NEWS
Scientists on moonshot to protect world against COVID-19, future pandemics
SCIENTISTS in the United States of America are working to rid the world of COVID-19 and all future pandemics by the end of the decade in a project likened to the American moonshot, it was reported last night.
The Chief Executive of the Coalition for Epidemic Preparedness Innovations (CEPI), Dr Richard Hatchett disclosed this today while speaking to The Telegraph.
According to Hatchett, the timeframe is exactly the same as the Apollo spaceflight programme that saw the US successfully aim to land humans on the moon by the end of the 1960s.
“It’s exactly the same timeframe, we can do this within a decade if we are committed to doing it.”
Experts believe they can build a global immune system using genetic sequencing and cloud-based computing to examine new cases of illness and spot early warning signs of unusual viruses.
“The technological foundations for being able to eliminate pandemics are essentially available.
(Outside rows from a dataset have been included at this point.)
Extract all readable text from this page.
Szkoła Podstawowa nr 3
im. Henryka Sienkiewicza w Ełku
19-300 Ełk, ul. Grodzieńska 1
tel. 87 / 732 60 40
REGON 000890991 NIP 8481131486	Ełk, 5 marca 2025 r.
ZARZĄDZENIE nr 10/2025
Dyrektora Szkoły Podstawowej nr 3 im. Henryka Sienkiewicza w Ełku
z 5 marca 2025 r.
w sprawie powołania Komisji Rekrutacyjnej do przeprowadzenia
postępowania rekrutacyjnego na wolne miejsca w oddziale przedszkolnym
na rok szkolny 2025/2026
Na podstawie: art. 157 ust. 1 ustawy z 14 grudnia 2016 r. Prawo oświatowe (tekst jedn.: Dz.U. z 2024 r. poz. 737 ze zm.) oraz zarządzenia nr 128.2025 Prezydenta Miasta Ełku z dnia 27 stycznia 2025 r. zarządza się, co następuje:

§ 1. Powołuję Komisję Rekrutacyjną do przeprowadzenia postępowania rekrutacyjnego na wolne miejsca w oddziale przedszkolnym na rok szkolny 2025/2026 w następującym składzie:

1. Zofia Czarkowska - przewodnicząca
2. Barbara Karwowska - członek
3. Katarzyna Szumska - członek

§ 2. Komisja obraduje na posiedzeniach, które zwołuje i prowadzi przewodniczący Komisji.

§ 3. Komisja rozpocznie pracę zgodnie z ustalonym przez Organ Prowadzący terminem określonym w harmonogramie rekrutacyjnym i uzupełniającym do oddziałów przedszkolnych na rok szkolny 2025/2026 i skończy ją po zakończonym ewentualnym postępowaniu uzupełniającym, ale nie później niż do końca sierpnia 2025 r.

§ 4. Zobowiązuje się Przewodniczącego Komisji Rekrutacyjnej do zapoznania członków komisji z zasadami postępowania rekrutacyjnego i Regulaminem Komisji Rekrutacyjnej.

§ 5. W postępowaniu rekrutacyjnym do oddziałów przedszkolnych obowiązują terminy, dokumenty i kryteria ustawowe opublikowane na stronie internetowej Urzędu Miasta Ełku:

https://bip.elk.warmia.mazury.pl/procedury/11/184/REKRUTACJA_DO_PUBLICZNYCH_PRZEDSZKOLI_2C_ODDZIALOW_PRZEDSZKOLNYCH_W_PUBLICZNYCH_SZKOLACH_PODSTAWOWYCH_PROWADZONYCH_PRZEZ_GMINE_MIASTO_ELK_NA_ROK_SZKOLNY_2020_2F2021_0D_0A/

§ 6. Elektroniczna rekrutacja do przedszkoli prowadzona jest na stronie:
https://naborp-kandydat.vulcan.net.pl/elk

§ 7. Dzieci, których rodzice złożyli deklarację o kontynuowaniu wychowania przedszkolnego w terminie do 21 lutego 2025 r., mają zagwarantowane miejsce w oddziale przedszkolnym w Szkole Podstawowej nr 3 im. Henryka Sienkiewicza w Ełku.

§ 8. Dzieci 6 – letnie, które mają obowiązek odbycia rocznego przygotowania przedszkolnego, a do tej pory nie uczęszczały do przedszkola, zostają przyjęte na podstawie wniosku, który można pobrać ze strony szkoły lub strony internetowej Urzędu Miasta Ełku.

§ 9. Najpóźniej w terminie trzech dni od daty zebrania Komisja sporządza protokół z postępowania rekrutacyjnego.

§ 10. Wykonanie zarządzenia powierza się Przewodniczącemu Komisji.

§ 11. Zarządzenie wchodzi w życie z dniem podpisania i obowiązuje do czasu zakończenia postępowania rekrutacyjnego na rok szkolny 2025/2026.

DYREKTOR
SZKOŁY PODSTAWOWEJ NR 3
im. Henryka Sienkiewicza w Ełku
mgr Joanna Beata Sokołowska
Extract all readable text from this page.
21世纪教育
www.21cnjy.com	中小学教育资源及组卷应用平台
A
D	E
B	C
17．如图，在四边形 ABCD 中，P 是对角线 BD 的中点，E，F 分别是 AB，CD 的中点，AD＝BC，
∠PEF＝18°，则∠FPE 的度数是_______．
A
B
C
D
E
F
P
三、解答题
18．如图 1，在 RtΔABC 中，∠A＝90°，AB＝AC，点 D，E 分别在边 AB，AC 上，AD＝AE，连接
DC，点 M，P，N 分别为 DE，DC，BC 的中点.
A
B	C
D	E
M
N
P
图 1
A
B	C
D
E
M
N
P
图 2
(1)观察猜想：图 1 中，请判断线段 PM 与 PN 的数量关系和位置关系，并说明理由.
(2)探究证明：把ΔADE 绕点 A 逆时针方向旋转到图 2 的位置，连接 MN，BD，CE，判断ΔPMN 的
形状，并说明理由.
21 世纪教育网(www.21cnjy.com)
We know what we need to do; it’s a question of will and mustering the global resources.”
The doctor, who worked for both Barack Obama and George Bush, was behind a social distancing strategy that could have saved tens of thousands of lives worldwide.
Source says, had it been used at the start of COVID-19, the death toll across America and Europe would likely be much lower.
The new system would work through a network of global laboratories that would sample data from across the world on sick people and animals.
Biochemist Dr Joe DeRisi, who first sequenced the Sars virus in 2003, said the network would help give scientists an early heads up to intervene before viruses turn into pandemics.
He has already set up nodes in 11 countries and says if 100 more had been established the current virus could have been much easier to tackle.
As well as surveillance, Cepi is also working on creating prototype vaccines for all the known pathogens with pandemic potential in advance of an outbreak.
It comes amid warnings from scientists that we could face a health emergency every five years likely caused by “zoonotic” diseases that spread from animals to humans.
“The only thing that would fall outside of the realm of sequencing are prion diseases like scrapie or mad cow disease, but I would call that an edge case,” he said.